Work has begun at Balmenach Distillery, which is also the home of Caorunn Scottish Gin, on a biogas project which will significantly reduce the site’s carbon footprint.

Airdrie-based Inver House, which is owned by International Beverage Holdings and counts Old Pulteney, Balblair and Hankey Bannister among its brands, has commissioned a new anaerobic digestion system, which breaks down the by-products of whisky production to produce clean, methane-rich biogas to power the site.

The technology will integrate with Balmenach’s existing wood-pellet biomass boiler, and Inver House said that when complete, the combined system will generate enough renewable steam and electricity to meet 100 per cent of the distillery’s energy requirements with a surplus of electrical energy supplied to the grid.

In addition to gin production, the site near Granton-on-Spey is predicted to produce two million litres of whisky for the blended Scotch market in 2018.

As a fringe benefit to the reduced emissions, improved energy efficiency and reduced operational costs, there will also be a reduction in heavy goods vehicles at the site.

The system will also return clean water to a nearby burn, and nutrient rich bio-solids to the land for barley farming.

Inver House Distillers’ managing director Martin Leonard said: ‘Inver House Distillers was an early champion of green distilling in Scotland, and sustainability and consideration for the environmental impact at each of our sites is at the heart of our business strategy.”

He said the use of new technology at Balmenach furthered that commitment.

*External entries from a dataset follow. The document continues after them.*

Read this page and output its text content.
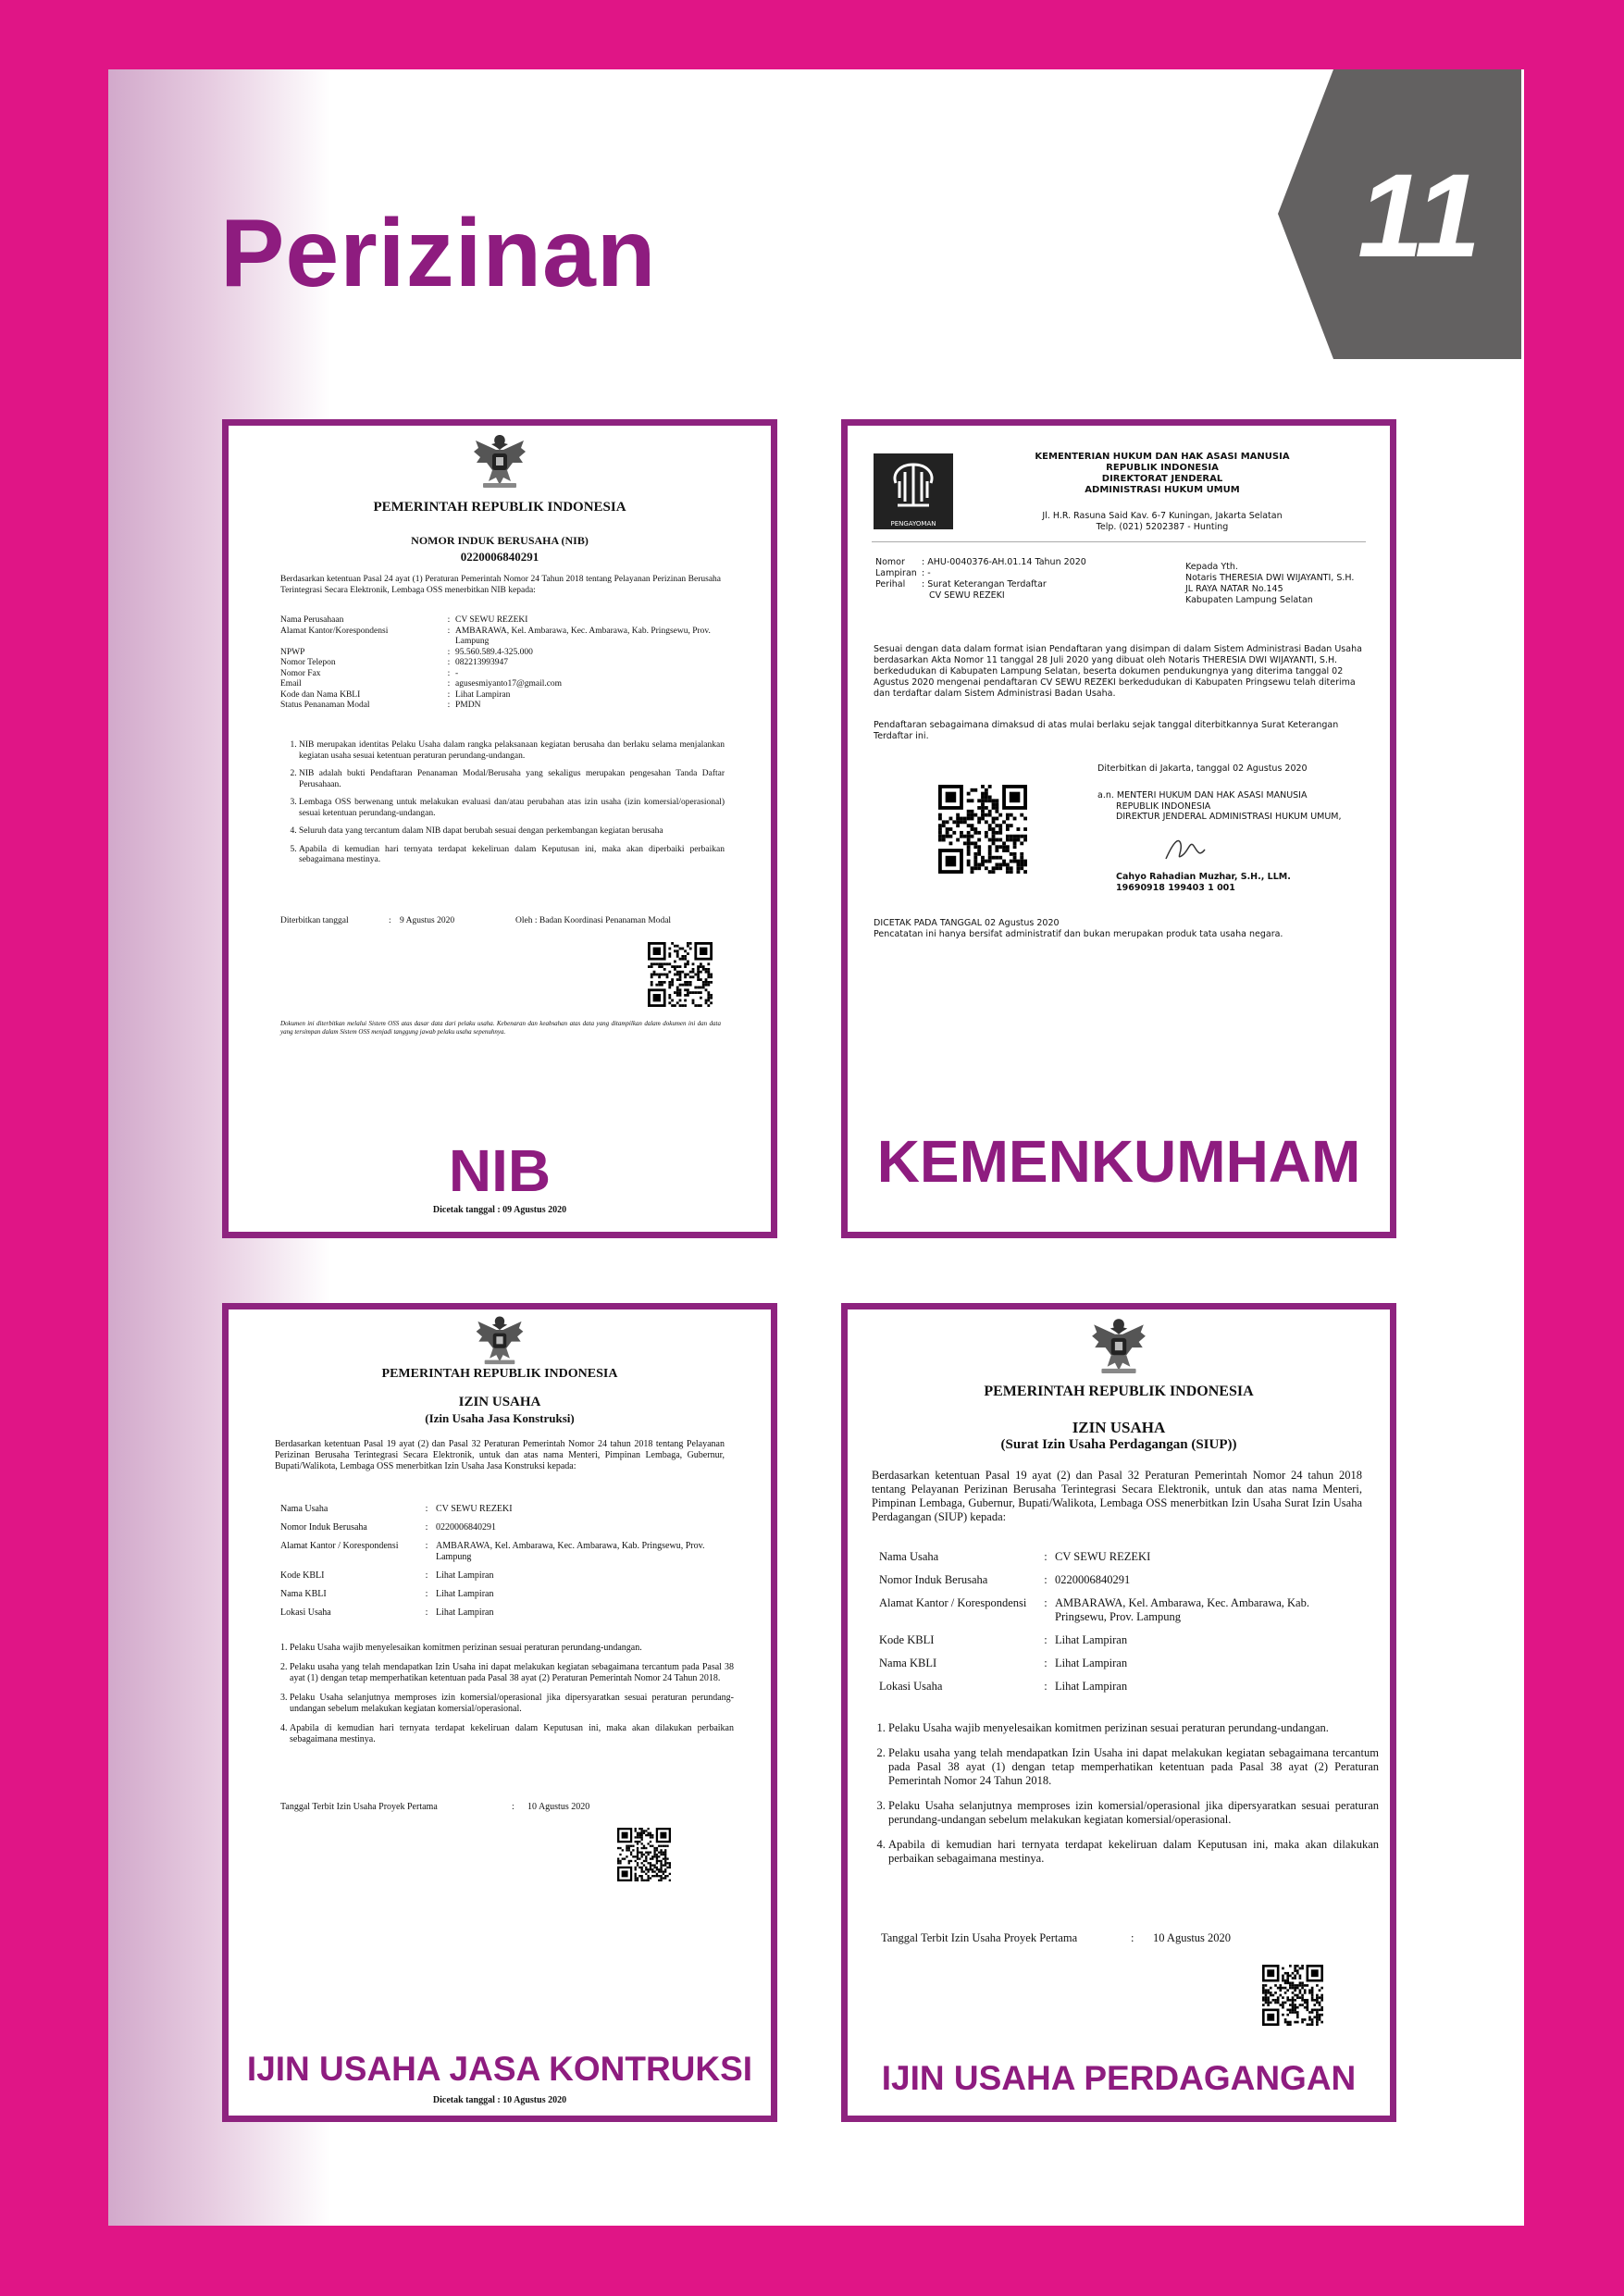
Perizinan	11
PEMERINTAH REPUBLIK INDONESIA
NOMOR INDUK BERUSAHA (NIB)
0220006840291
Berdasarkan ketentuan Pasal 24 ayat (1) Peraturan Pemerintah Nomor 24 Tahun 2018 tentang Pelayanan Perizinan Berusaha Terintegrasi Secara Elektronik, Lembaga OSS menerbitkan NIB kepada:
Nama Perusahaan	:	CV SEWU REZEKI
Alamat Kantor/Korespondensi	:	AMBARAWA, Kel. Ambarawa, Kec. Ambarawa, Kab. Pringsewu, Prov. Lampung
NPWP	:	95.560.589.4-325.000
Nomor Telepon	:	082213993947
Nomor Fax	:	-
Email	:	agusesmiyanto17@gmail.com
Kode dan Nama KBLI	:	Lihat Lampiran
Status Penanaman Modal	:	PMDN
1. NIB merupakan identitas Pelaku Usaha dalam rangka pelaksanaan kegiatan berusaha dan berlaku selama menjalankan kegiatan usaha sesuai ketentuan peraturan perundang-undangan.
2. NIB adalah bukti Pendaftaran Penanaman Modal/Berusaha yang sekaligus merupakan pengesahan Tanda Daftar Perusahaan.
3. Lembaga OSS berwenang untuk melakukan evaluasi dan/atau perubahan atas izin usaha (izin komersial/operasional) sesuai ketentuan perundang-undangan.
4. Seluruh data yang tercantum dalam NIB dapat berubah sesuai dengan perkembangan kegiatan berusaha
5. Apabila di kemudian hari ternyata terdapat kekeliruan dalam Keputusan ini, maka akan diperbaiki perbaikan sebagaimana mestinya.
Diterbitkan tanggal	: 9 Agustus 2020	Oleh : Badan Koordinasi Penanaman Modal
Dokumen ini diterbitkan melalui Sistem OSS atas dasar data dari pelaku usaha. Kebenaran dan keabsahan atas data yang ditampilkan dalam dokumen ini dan data yang tersimpan dalam Sistem OSS menjadi tanggung jawab pelaku usaha sepenuhnya.
NIB
Dicetak tanggal : 09 Agustus 2020
PENGAYOMAN
KEMENTERIAN HUKUM DAN HAK ASASI MANUSIA
REPUBLIK INDONESIA
DIREKTORAT JENDERAL
ADMINISTRASI HUKUM UMUM
Jl. H.R. Rasuna Said Kav. 6-7 Kuningan, Jakarta Selatan
Telp. (021) 5202387 - Hunting
Nomor	: AHU-0040376-AH.01.14 Tahun 2020
Lampiran	: -
Perihal	: Surat Keterangan Terdaftar
	CV SEWU REZEKI
Kepada Yth.
Notaris THERESIA DWI WIJAYANTI, S.H.
JL RAYA NATAR No.145
Kabupaten Lampung Selatan
Sesuai dengan data dalam format isian Pendaftaran yang disimpan di dalam Sistem Administrasi Badan Usaha berdasarkan Akta Nomor 11 tanggal 28 Juli 2020 yang dibuat oleh Notaris THERESIA DWI WIJAYANTI, S.H. berkedudukan di Kabupaten Lampung Selatan, beserta dokumen pendukungnya yang diterima tanggal 02 Agustus 2020 mengenai pendaftaran CV SEWU REZEKI berkedudukan di Kabupaten Pringsewu telah diterima dan terdaftar dalam Sistem Administrasi Badan Usaha.
Pendaftaran sebagaimana dimaksud di atas mulai berlaku sejak tanggal diterbitkannya Surat Keterangan Terdaftar ini.
Diterbitkan di Jakarta, tanggal 02 Agustus 2020
a.n. MENTERI HUKUM DAN HAK ASASI MANUSIA
REPUBLIK INDONESIA
DIREKTUR JENDERAL ADMINISTRASI HUKUM UMUM,
Cahyo Rahadian Muzhar, S.H., LLM.
19690918 199403 1 001
DICETAK PADA TANGGAL 02 Agustus 2020
Pencatatan ini hanya bersifat administratif dan bukan merupakan produk tata usaha negara.
KEMENKUMHAM
PEMERINTAH REPUBLIK INDONESIA
IZIN USAHA
(Izin Usaha Jasa Konstruksi)
Berdasarkan ketentuan Pasal 19 ayat (2) dan Pasal 32 Peraturan Pemerintah Nomor 24 tahun 2018 tentang Pelayanan Perizinan Berusaha Terintegrasi Secara Elektronik, untuk dan atas nama Menteri, Pimpinan Lembaga, Gubernur, Bupati/Walikota, Lembaga OSS menerbitkan Izin Usaha Jasa Konstruksi kepada:
Nama Usaha	:	CV SEWU REZEKI
Nomor Induk Berusaha	:	0220006840291
Alamat Kantor / Korespondensi	:	AMBARAWA, Kel. Ambarawa, Kec. Ambarawa, Kab. Pringsewu, Prov. Lampung
Kode KBLI	:	Lihat Lampiran
Nama KBLI	:	Lihat Lampiran
Lokasi Usaha	:	Lihat Lampiran
1. Pelaku Usaha wajib menyelesaikan komitmen perizinan sesuai peraturan perundang-undangan.
2. Pelaku usaha yang telah mendapatkan Izin Usaha ini dapat melakukan kegiatan sebagaimana tercantum pada Pasal 38 ayat (1) dengan tetap memperhatikan ketentuan pada Pasal 38 ayat (2) Peraturan Pemerintah Nomor 24 Tahun 2018.
3. Pelaku Usaha selanjutnya memproses izin komersial/operasional jika dipersyaratkan sesuai peraturan perundang-undangan sebelum melakukan kegiatan komersial/operasional.
4. Apabila di kemudian hari ternyata terdapat kekeliruan dalam Keputusan ini, maka akan dilakukan perbaikan sebagaimana mestinya.
Tanggal Terbit Izin Usaha Proyek Pertama	: 10 Agustus 2020
IJIN USAHA JASA KONTRUKSI
Dicetak tanggal : 10 Agustus 2020
PEMERINTAH REPUBLIK INDONESIA
IZIN USAHA
(Surat Izin Usaha Perdagangan (SIUP))
Berdasarkan ketentuan Pasal 19 ayat (2) dan Pasal 32 Peraturan Pemerintah Nomor 24 tahun 2018 tentang Pelayanan Perizinan Berusaha Terintegrasi Secara Elektronik, untuk dan atas nama Menteri, Pimpinan Lembaga, Gubernur, Bupati/Walikota, Lembaga OSS menerbitkan Izin Usaha Surat Izin Usaha Perdagangan (SIUP) kepada:
Nama Usaha	:	CV SEWU REZEKI
Nomor Induk Berusaha	:	0220006840291
Alamat Kantor / Korespondensi	:	AMBARAWA, Kel. Ambarawa, Kec. Ambarawa, Kab. Pringsewu, Prov. Lampung
Kode KBLI	:	Lihat Lampiran
Nama KBLI	:	Lihat Lampiran
Lokasi Usaha	:	Lihat Lampiran
1. Pelaku Usaha wajib menyelesaikan komitmen perizinan sesuai peraturan perundang-undangan.
2. Pelaku usaha yang telah mendapatkan Izin Usaha ini dapat melakukan kegiatan sebagaimana tercantum pada Pasal 38 ayat (1) dengan tetap memperhatikan ketentuan pada Pasal 38 ayat (2) Peraturan Pemerintah Nomor 24 Tahun 2018.
3. Pelaku Usaha selanjutnya memproses izin komersial/operasional jika dipersyaratkan sesuai peraturan perundang-undangan sebelum melakukan kegiatan komersial/operasional.
4. Apabila di kemudian hari ternyata terdapat kekeliruan dalam Keputusan ini, maka akan dilakukan perbaikan sebagaimana mestinya.
Tanggal Terbit Izin Usaha Proyek Pertama	: 10 Agustus 2020
IJIN USAHA PERDAGANGAN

“It’s an exciting step in our journey and we also hope this investment will demonstrate how low carbon manufacture and clean growth are achievable, regardless of the size, location or output of the production site.”

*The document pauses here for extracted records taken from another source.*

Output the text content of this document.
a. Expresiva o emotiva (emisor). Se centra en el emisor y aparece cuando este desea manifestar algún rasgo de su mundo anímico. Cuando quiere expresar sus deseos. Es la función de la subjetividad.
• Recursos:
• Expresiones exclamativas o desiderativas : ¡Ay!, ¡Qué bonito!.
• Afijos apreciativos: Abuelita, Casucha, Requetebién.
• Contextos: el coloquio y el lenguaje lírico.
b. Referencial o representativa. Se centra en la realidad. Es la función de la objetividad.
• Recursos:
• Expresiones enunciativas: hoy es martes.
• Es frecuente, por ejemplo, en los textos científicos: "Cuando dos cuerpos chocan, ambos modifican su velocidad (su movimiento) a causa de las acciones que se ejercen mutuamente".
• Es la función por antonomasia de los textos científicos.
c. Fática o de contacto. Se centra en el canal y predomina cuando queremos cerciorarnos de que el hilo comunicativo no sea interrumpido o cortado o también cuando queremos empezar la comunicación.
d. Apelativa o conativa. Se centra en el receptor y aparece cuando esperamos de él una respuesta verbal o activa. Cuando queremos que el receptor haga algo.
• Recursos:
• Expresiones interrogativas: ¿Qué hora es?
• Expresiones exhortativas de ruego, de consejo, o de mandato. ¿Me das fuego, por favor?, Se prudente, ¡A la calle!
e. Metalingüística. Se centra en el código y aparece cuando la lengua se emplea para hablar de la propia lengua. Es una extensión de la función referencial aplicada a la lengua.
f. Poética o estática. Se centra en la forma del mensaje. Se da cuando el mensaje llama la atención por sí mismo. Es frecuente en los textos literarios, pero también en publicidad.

The contract is being fulfilled by two businesses. Synergie Environ, a Glasgow-based low carbon energy engineering company, is project managing the installation at Balmenach.

Berkshire-based Clearfleau, a specialist provider of on-site biogas plants for the food and drink industry, is working with Inver House to design and build the new system.

In addition, Inver House will continue to work with Balcas, which operates the existing biomass steam system at Balmenach. In the two years since its installation, it has enabled Balmenach to reduce its carbon footprint by 10,000 tonnes.

The distillery was founded in 1824 and has been part of Inver House since 1997.